AMD tries for the cycle with triple-core chip
The company will release a desktop PC chip with three cores in 2008, when it will also have quad-core and dual-core chips for the PC market.
In baseball, amassing a single, double, triple and home run in the same game is known as hitting for the cycle. AMD will try for the chip industry equivalent next year.
The company announced plans Monday to introduce a desktop PC processor with three cores in the first quarter of 2008. The three-core chip will carry the same Phenom brand name that AMD plans to attach to its quad-core desktop chips due to ship to PC companies by the end of this year.
Bob Brewer, corporate vice president of marketing and strategy, said that AMD's move was made in recognition that demand for quad-core chips has been tepid. There's simply not a lot of desktop software that can take advantage of four cores, and most of the growth in the PC market right now is in the notebook section, where quad-cores haven't yet made an impact.
But PC owners can still take advantage of multiple cores if they're running several applications at once, Brewer said. Therefore, AMD wants to offer the choice of buying a three-core processor for perhaps a little less than a quad-core chip.
Now, for the real reason AMD's doing this.
The three-core Phenom chip is basically the same as the quad-core one, it just has one less working core, Brewer confirmed. One disadvantage of the monolithic quad-core design that AMD chose for its quad-core chips is that just one manufacturing defect on part of the chip can knock out an entire quad-core processor. But if you invent a category for three-core chips, suddenly you can make money off those chips that would otherwise have to be discarded because of a defect that disabled one core.
This can lead to all sorts of speculation about the yields AMD is getting on its first quad-core parts. Barcelona, the server version of its quad-core design, was six months later than expected due to unspecified "technical glitches," which may or may not have to do with yields. It's really hard to know for sure, since no chip company wants to discuss yields.
But it's conceivable that AMD needs to allocate all of its working quad-core models toward the much more lucrative server market to boost its average selling prices. Then, to serve the desktop market, the company can trot out tri-core (triple-core? three-core?) chips.
If yield pressures aren't forcing its hand, then this is actually a good move for AMD. After all, you weren't going to get anything out of quad-core chips with a single busted core. Chip companies have been doing this for years; Intel's Celeron and AMD's Duron chips were the same as the Pentium 4 and Athlon XP chips, just with some cache memory disabled. The disabled transistors don't work, obviously, but they don't have any adverse effect on the working transistors.
This is also a product that Intel won't be able to easily match just yet. Intel's road map for the next six months or so calls for packaged quad-core chips, two dual-core chips put together into the same package. Intel's unlikely to switch to a design that could accomodate three cores until later in 2008 when it releases the Nehalem generation of chips.

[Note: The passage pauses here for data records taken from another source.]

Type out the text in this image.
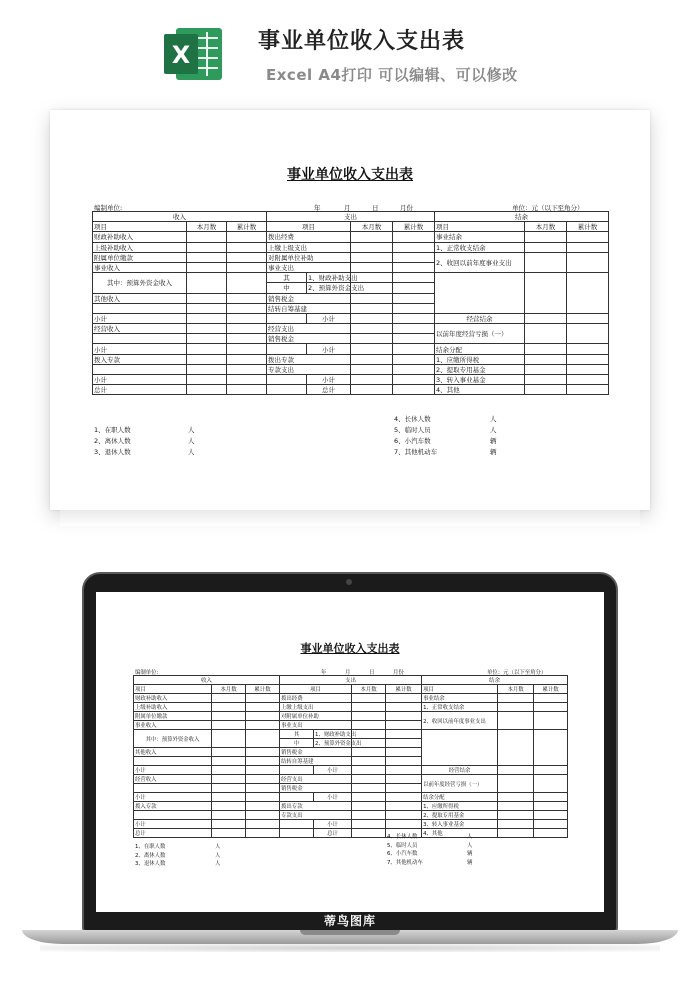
X	事业单位收入支出表
Excel A4打印 可以编辑、可以修改
事业单位收入支出表
编制单位:	年	月	日	月份	单位：元（以下至角分）
收入			支出				结余		
项目	本月数	累计数	项目		本月数	累计数	项目	本月数	累计数
财政补助收入			拨出经费				事业结余		
上级补助收入			上缴上级支出				1、正常收支结余		
附属单位缴款			对附属单位补助				2、收回以前年度事业支出		
事业收入			事业支出						
其中：预算外资金收入			其	1、财政补助支出					
			中	2、预算外资金支出					
其他收入			销售税金						
			结转自筹基建						
小计				小计			经营结余		
经营收入			经营支出				以前年度经营亏损（一）		
			销售税金						
小计				小计			结余分配		
拨入专款			拨出专款				1、应缴所得税		
			专款支出				2、提取专用基金		
小计				小计			3、转入事业基金		
总计				总计			4、其他		
1、在职人数	人
2、离休人数	人
3、退休人数	人
4、长休人数	人
5、临时人员	人
6、小汽车数	辆
7、其他机动车	辆
事业单位收入支出表
编制单位:	年	月	日	月份	单位：元（以下至角分）
收入			支出				结余		
项目	本月数	累计数	项目		本月数	累计数	项目	本月数	累计数
财政补助收入			拨出经费				事业结余		
上级补助收入			上缴上级支出				1、正常收支结余		
附属单位缴款			对附属单位补助				2、收回以前年度事业支出		
事业收入			事业支出						
其中：预算外资金收入			其	1、财政补助支出					
			中	2、预算外资金支出					
其他收入			销售税金						
			结转自筹基建						
小计				小计			经营结余		
经营收入			经营支出				以前年度经营亏损（一）		
			销售税金						
小计				小计			结余分配		
拨入专款			拨出专款				1、应缴所得税		
			专款支出				2、提取专用基金		
小计				小计			3、转入事业基金		
总计				总计			4、其他		
1、在职人数	人
2、离休人数	人
3、退休人数	人
4、长休人数	人
5、临时人员	人
6、小汽车数	辆
7、其他机动车	辆
蒂鸟图库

But I tend to think this is going to be confusing for PC buyers already faced with four-digit model numbers when trying to make a decision on a processor. Because the three cores will be able to take advantage of the amount of cache memory that's usually allocated for four cores, a fast triple-core chip could outperform a low-end quad-core chips in certain situations. AMD will have to figure out a coherent way to explain that if triple-core chips are to take off.
Perhaps it's also worth noting that the triple is the hardest part of the cycle to pull off. AMD declined to specify its pricing plans for the triple-core Phenom processors, but the pricing will probably play a large role in how the chips are received by PC companies and buyers.